Arkansas Passes, Illinois Considers DFS
Arkansas recently became the 11th state—the first in 2017—to legalize daily fantasy sports as Governor Asa Hutchinson recently signed H 2250. The Arkansas Senate earlier approved the bill by a 25-5 vote, and the House approved the Senate version of the bill 85-0, after earlier passing the legislation 69-3.
The bill would tax DFS operators’ revenue at eight percent. It does not include regulation of the industry or consumer protections like laws enacted in other states but provides legal clarity in the state to DraftKings and FanDuel and other DFS operators in the state.
Meanwhile, Illinois state Rep. Michael Zalewski recently introduced a bill that he said would propose regulations to protect daily fantasy sports players. The measure would supersede an advisory opinion issued by state Attorney General Lisa Madigan in 2015 stating daily fantasy sports betting was illegal under Illinois gambling law. “I think daily fantasy sports continues to be operating in a regulatory vacuum. This has been going on for two or three years now where their sites have operated free and clear of regulatory laws or tax rates.”
Zalewski added, “There’s untapped tax revenue that would go in either schools or infrastructure or whatever the legislature deems appropriate, which we’re not taking advantage of right now. We’re in a state that’s $14 billion behind in paying its bills.” He said a House committee most likely will hear the bill after the General Assembly returns from Easter break.
Zalewski’s bill would restrict players to age 21 or older, prohibit daily fantasy sports company employees from playing and require an annual independent audit. But Illinois Gaming Board Legislative Liaison Caleb Melamed said even with protections, enforcement of DFS regulations would be difficult since players participate at home. “In a casino, we monitor everything. We have surveillance and a central computer system. This would be an outside computer system, probably located outside of Illinois,” he said.
However, Zalewski said, “I disagree with the gaming board on the difficulty of regulating this only because other states are doing it, and I just believe the Illinois Gaming Board is able to do the things that other states are able to figure out.”

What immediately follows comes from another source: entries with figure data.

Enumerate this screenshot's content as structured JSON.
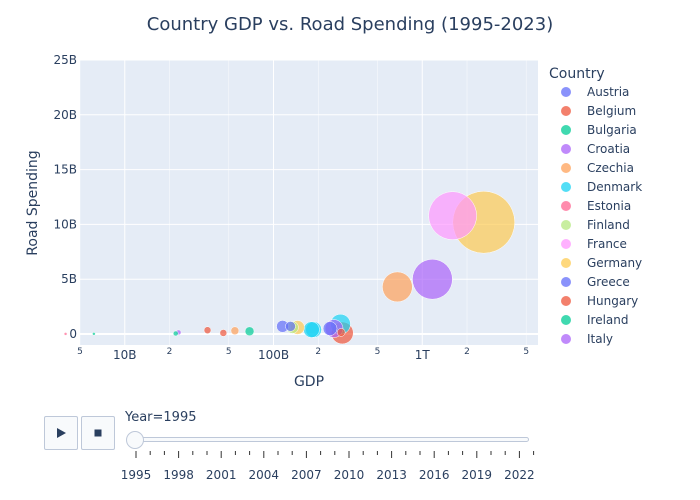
{
  "chart_data": {
    "type": "scatter",
    "title": "Country GDP vs. Road Spending (1995-2023)",
    "xlabel": "GDP",
    "ylabel": "Road Spending",
    "x_scale": "log",
    "xlim": [
      5000000000,
      6000000000000
    ],
    "ylim": [
      -1000000000,
      25000000000
    ],
    "x_ticks": [
      {
        "value": 5000000000,
        "label": "5",
        "major": false
      },
      {
        "value": 10000000000,
        "label": "10B",
        "major": true
      },
      {
        "value": 20000000000,
        "label": "2",
        "major": false
      },
      {
        "value": 50000000000,
        "label": "5",
        "major": false
      },
      {
        "value": 100000000000,
        "label": "100B",
        "major": true
      },
      {
        "value": 200000000000,
        "label": "2",
        "major": false
      },
      {
        "value": 500000000000,
        "label": "5",
        "major": false
      },
      {
        "value": 1000000000000,
        "label": "1T",
        "major": true
      },
      {
        "value": 2000000000000,
        "label": "2",
        "major": false
      },
      {
        "value": 5000000000000,
        "label": "5",
        "major": false
      }
    ],
    "y_ticks": [
      {
        "value": 0,
        "label": "0"
      },
      {
        "value": 5000000000,
        "label": "5B"
      },
      {
        "value": 10000000000,
        "label": "10B"
      },
      {
        "value": 15000000000,
        "label": "15B"
      },
      {
        "value": 20000000000,
        "label": "20B"
      },
      {
        "value": 25000000000,
        "label": "25B"
      }
    ],
    "grid": true,
    "legend": {
      "title": "Country",
      "position": "right"
    },
    "series": [
      {
        "name": "Austria",
        "color": "#636efa",
        "x": 240000000000,
        "y": 500000000
      },
      {
        "name": "Belgium",
        "color": "#EF553B",
        "x": 285000000000,
        "y": 150000000
      },
      {
        "name": "Bulgaria",
        "color": "#00cc96",
        "x": 6200000000,
        "y": 20000000
      },
      {
        "name": "Croatia",
        "color": "#ab63fa",
        "x": 23000000000,
        "y": 150000000
      },
      {
        "name": "Czechia",
        "color": "#FFA15A",
        "x": 55000000000,
        "y": 300000000
      },
      {
        "name": "Denmark",
        "color": "#19d3f3",
        "x": 186000000000,
        "y": 400000000
      },
      {
        "name": "Estonia",
        "color": "#FF6692",
        "x": 4000000000,
        "y": 10000000
      },
      {
        "name": "Finland",
        "color": "#B6E880",
        "x": 134000000000,
        "y": 600000000
      },
      {
        "name": "France",
        "color": "#FF97FF",
        "x": 1600000000000,
        "y": 10800000000
      },
      {
        "name": "Germany",
        "color": "#FECB52",
        "x": 2590000000000,
        "y": 10200000000
      },
      {
        "name": "Greece",
        "color": "#636efa",
        "x": 130000000000,
        "y": 700000000
      },
      {
        "name": "Hungary",
        "color": "#EF553B",
        "x": 46000000000,
        "y": 100000000
      },
      {
        "name": "Ireland",
        "color": "#00cc96",
        "x": 69000000000,
        "y": 250000000
      },
      {
        "name": "Italy",
        "color": "#ab63fa",
        "x": 1170000000000,
        "y": 5000000000
      }
    ],
    "extra_points": [
      {
        "color": "#EF553B",
        "x": 36000000000,
        "y": 350000000,
        "r": 3.5
      },
      {
        "color": "#00cc96",
        "x": 22000000000,
        "y": 50000000,
        "r": 2.5
      },
      {
        "color": "#FFA15A",
        "x": 680000000000,
        "y": 4300000000,
        "r": 15
      },
      {
        "color": "#ab63fa",
        "x": 255000000000,
        "y": 500000000,
        "r": 9
      },
      {
        "color": "#EF553B",
        "x": 290000000000,
        "y": 100000000,
        "r": 11
      },
      {
        "color": "#19d3f3",
        "x": 180000000000,
        "y": 400000000,
        "r": 8
      },
      {
        "color": "#19d3f3",
        "x": 282000000000,
        "y": 900000000,
        "r": 10
      },
      {
        "color": "#FECB52",
        "x": 145000000000,
        "y": 600000000,
        "r": 7
      },
      {
        "color": "#636efa",
        "x": 115000000000,
        "y": 700000000,
        "r": 6
      }
    ],
    "sizes": {
      "Austria": 7,
      "Belgium": 4,
      "Bulgaria": 1.5,
      "Croatia": 2.5,
      "Czechia": 4,
      "Denmark": 8,
      "Estonia": 1.5,
      "Finland": 6,
      "France": 24,
      "Germany": 31,
      "Greece": 5,
      "Hungary": 3.5,
      "Ireland": 4.5,
      "Italy": 20
    }
  },
  "slider": {
    "current_label": "Year=1995",
    "ticks": [
      "1995",
      "1998",
      "2001",
      "2004",
      "2007",
      "2010",
      "2013",
      "2016",
      "2019",
      "2022"
    ]
  }
}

Melamed also said allowing daily fantasy sports betting could have a negative impact on casinos or video gaming parlors. “This is going to have a tremendous impact on gaming. This is another step to making gaming more pervasive by putting it inside people’s households,” he said.
But Peter Schoenke, president at RotoWire, a Wisconsin-based company that provides information and statistics to fantasy sports participants, said, “Fantasy sports are not a competitor to traditional casino games. They’re just very different. Fantasy sports you play on your computer at home, you’re watching the game on Sundays. You’re not going to a brick-and-mortar building and playing. It’s just a totally different product.”
Marc La Vorgna, FanDuel and Draft Kings spokesman, said both companies support the legislation.
In Texas, the House Committee on Licensing and Administrative Procedures voted 6-1 to pass House Bill 1457, which would clarify and affirm the legality of fantasy sports in the state. Last year the state attorney general issued an opinion that DFS betting was illegal.
In 2016, Colorado, Kansas, Indiana, Maryland, Massachusetts, Mississippi, Missouri, New York, Tennessee and Virginia passed fantasy sports legislation. The Maryland attorney general and a lawsuit in New York cast some doubt on those DFS statutes.